The telegram,always important,often feared,fondly missed

In his nearly 38 years of reading,typing and sending telegrams,R D Ram was struck most by those sent by runaway

Written by Geeta Gupta | New Delhi | Published: June 14, 2013 1:12:18 am

In his nearly 38 years of reading,typing and sending telegrams,R D Ram was struck most by those sent by runaway young men and women to their parents.

“Willing or not,it has been the nature of my job to read all messages,because they need to be keyed,” says Ram,now chief telegraph master at the Central Telegraph Office in Delhi. “Of all that I may have read all these years,I still find it striking that young boys and girls would run away and get married,and then wish to confidentially inform their parents with a telegram.”

He believes no means of communication is more secure even today. “The world may have modernised and sure,there are superfast means of communication today with phones and the Internet. But the telegram was,till date,the most secure and confidential means.” BSNL has announced it is discontinuing the telegraph service from July 15.

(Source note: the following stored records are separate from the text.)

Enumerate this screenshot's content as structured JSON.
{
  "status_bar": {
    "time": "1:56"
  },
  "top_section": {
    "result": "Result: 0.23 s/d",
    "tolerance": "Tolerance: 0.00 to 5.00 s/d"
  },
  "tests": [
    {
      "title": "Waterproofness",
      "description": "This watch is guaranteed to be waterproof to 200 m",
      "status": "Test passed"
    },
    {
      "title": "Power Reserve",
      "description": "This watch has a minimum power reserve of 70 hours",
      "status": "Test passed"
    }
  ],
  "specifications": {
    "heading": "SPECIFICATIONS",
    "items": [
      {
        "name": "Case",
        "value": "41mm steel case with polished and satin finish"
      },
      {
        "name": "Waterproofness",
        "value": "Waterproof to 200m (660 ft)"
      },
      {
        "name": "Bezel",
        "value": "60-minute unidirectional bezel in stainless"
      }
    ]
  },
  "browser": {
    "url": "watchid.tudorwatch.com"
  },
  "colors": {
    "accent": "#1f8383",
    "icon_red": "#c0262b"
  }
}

Telegrams by runaway couples apart,staff at the CTO remember another important category: the “death telegrams”. Today,these make up less than one per cent of all telegrams. Yet the arrival of a telegram always struck the recipient with fear of the news within.

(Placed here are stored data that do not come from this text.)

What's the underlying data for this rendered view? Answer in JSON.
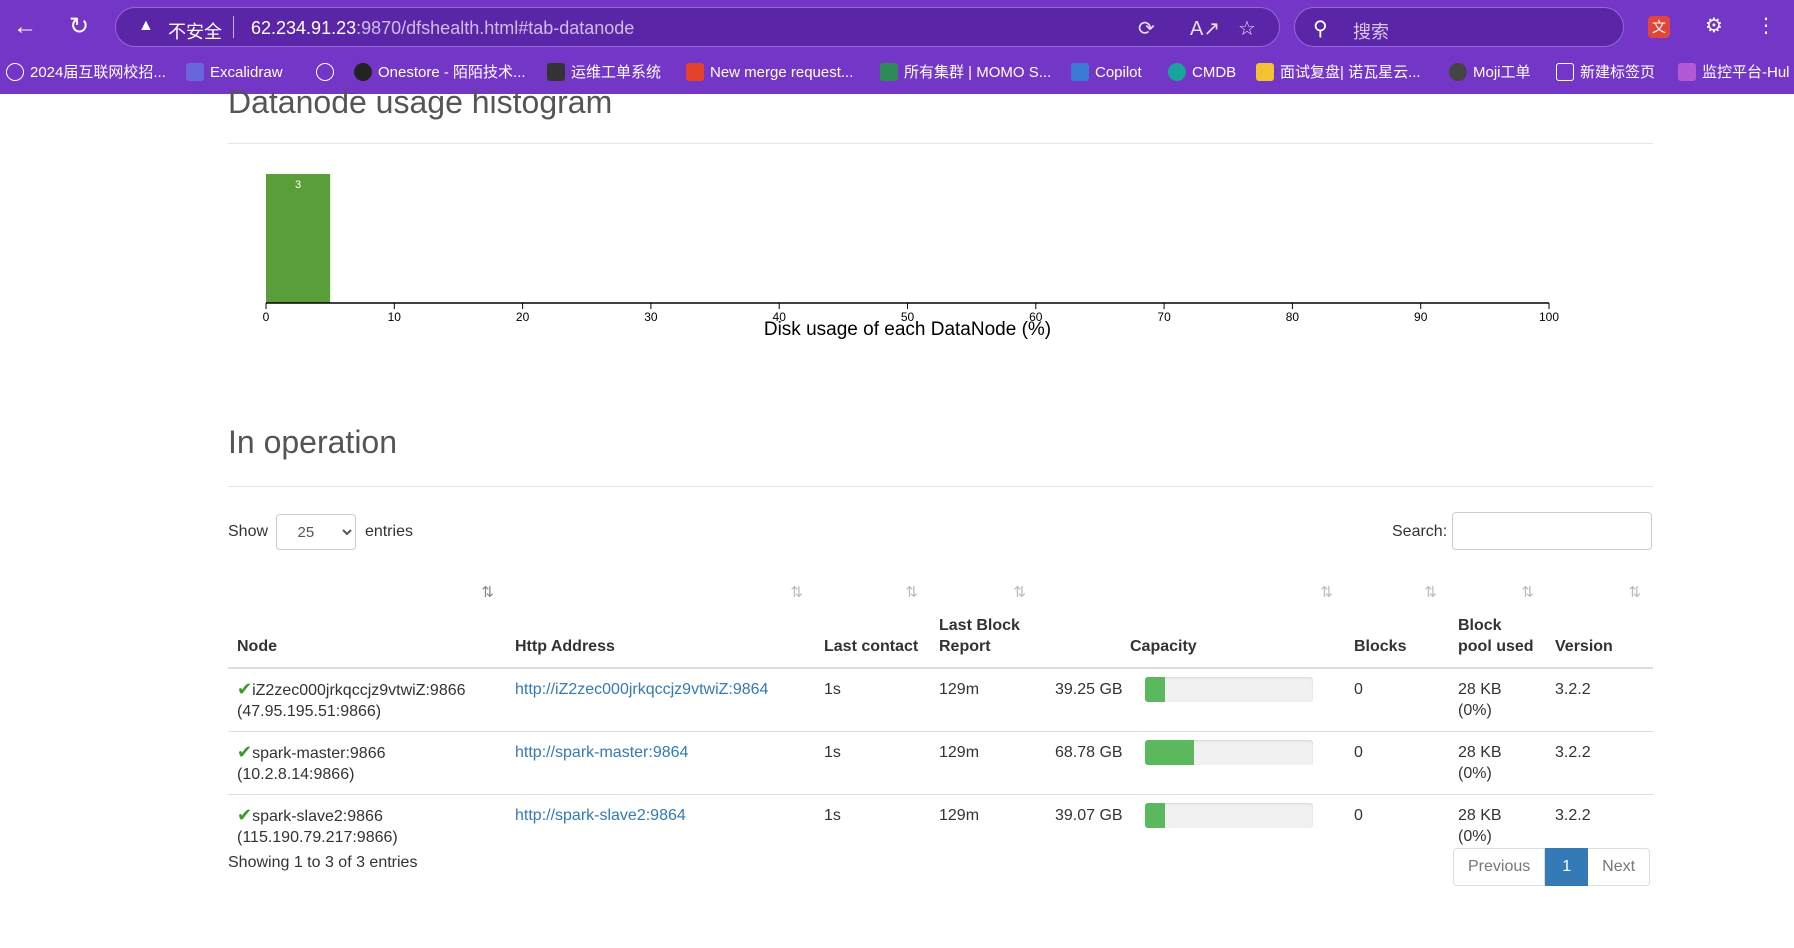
{
  "browser": {
    "insecure_label": "不安全",
    "url_host": "62.234.91.23",
    "url_rest": ":9870/dfshealth.html#tab-datanode",
    "search_placeholder": "搜索"
  },
  "bookmarks": [
    {
      "label": "2024届互联网校招...",
      "color": "#ffffff"
    },
    {
      "label": "",
      "color": "#ffffff"
    },
    {
      "label": "Excalidraw",
      "color": "#6965db"
    },
    {
      "label": "Onestore - 陌陌技术...",
      "color": "#222222"
    },
    {
      "label": "运维工单系统",
      "color": "#333333"
    },
    {
      "label": "New merge request...",
      "color": "#e24329"
    },
    {
      "label": "所有集群 | MOMO S...",
      "color": "#2e8b57"
    },
    {
      "label": "Copilot",
      "color": "#3a7bd5"
    },
    {
      "label": "CMDB",
      "color": "#1aa39a"
    },
    {
      "label": "面试复盘| 诺瓦星云...",
      "color": "#f2c230"
    },
    {
      "label": "Moji工单",
      "color": "#444444"
    },
    {
      "label": "新建标签页",
      "color": "#ffffff"
    },
    {
      "label": "监控平台-Hul",
      "color": "#b25ad6"
    }
  ],
  "histogram": {
    "title": "Datanode usage histogram",
    "xlabel": "Disk usage of each DataNode (%)"
  },
  "chart_data": {
    "type": "bar",
    "title": "Datanode usage histogram",
    "xlabel": "Disk usage of each DataNode (%)",
    "ylabel": "",
    "xlim": [
      0,
      100
    ],
    "x_ticks": [
      0,
      10,
      20,
      30,
      40,
      50,
      60,
      70,
      80,
      90,
      100
    ],
    "bins": [
      {
        "x0": 0,
        "x1": 5,
        "count": 3
      }
    ],
    "bar_color": "#5a9e3a"
  },
  "operation": {
    "title": "In operation",
    "show_label": "Show",
    "entries_value": "25",
    "entries_label": "entries",
    "search_label": "Search:",
    "columns": [
      "Node",
      "Http Address",
      "Last contact",
      "Last Block Report",
      "Capacity",
      "Blocks",
      "Block pool used",
      "Version"
    ],
    "rows": [
      {
        "node": "iZ2zec000jrkqccjz9vtwiZ:9866",
        "ip": "(47.95.195.51:9866)",
        "http": "http://iZ2zec000jrkqccjz9vtwiZ:9864",
        "last_contact": "1s",
        "last_report": "129m",
        "capacity": "39.25 GB",
        "used_fraction": 0.12,
        "blocks": "0",
        "pool_used": "28 KB (0%)",
        "version": "3.2.2"
      },
      {
        "node": "spark-master:9866",
        "ip": "(10.2.8.14:9866)",
        "http": "http://spark-master:9864",
        "last_contact": "1s",
        "last_report": "129m",
        "capacity": "68.78 GB",
        "used_fraction": 0.29,
        "blocks": "0",
        "pool_used": "28 KB (0%)",
        "version": "3.2.2"
      },
      {
        "node": "spark-slave2:9866",
        "ip": "(115.190.79.217:9866)",
        "http": "http://spark-slave2:9864",
        "last_contact": "1s",
        "last_report": "129m",
        "capacity": "39.07 GB",
        "used_fraction": 0.12,
        "blocks": "0",
        "pool_used": "28 KB (0%)",
        "version": "3.2.2"
      }
    ],
    "showing": "Showing 1 to 3 of 3 entries",
    "pager": {
      "previous": "Previous",
      "current": "1",
      "next": "Next"
    }
  }
}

“Remember the scene in the film Aandhi,which starred Sanjeev Kumar? He received a taar in the middle of a meeting and the entire room was shocked,” says Usha Gautam,who has been sending telegrams since 1980 and is set to retire in October.

“Once he opened and read the telegram,he laughed because it carried news of his wife being pregnant,” Gautam says. “So,receiving a telegram was a scary thing always,because you never knew the news it would contain,but it was always certain that the news was important.”

Recipients of the President’s awards are still informed through telegrams. The Railways still uses these to send results for its recruitment exams. The armed forces still use them for seeking leave or a transfer.

But the numbers elsewhere are falling. Of all the telegrams still being sent,only 25 per cent are sent by the public and five per cent are business related — 65 per cent are government telegrams. Though 5,000 telegrams are still sent across the country everyday,it is not enough to make the service sustainable in a world with access to faster technology.

“The telegram has now lost its utility and the service is only making losses. The losses incurred in the last year were to the tune of Rs 135 crore,” says Shameem Akhtar,BSNL senior general manager (telegraph services). “The telegraph department had a 22,000-strong force till 2008; now only 989 are left.” The CTO has made no fresh recruitment since 1986.

Once working 24×7 at the Eastern Court building,the telegraph office today functions from 7 am to 10 pm. Early telegrams were sent using the Morse keys,named after founding father Samuel F B Morse.

The first telegram in India was transmitted between Calcutta and Diamond Harbour on November 5,1850; the service was opened for the public in February 1855.

A telegram of 30 words costs Rs 25,with Re 1 for every additional word. A death telegram is still Rs 5.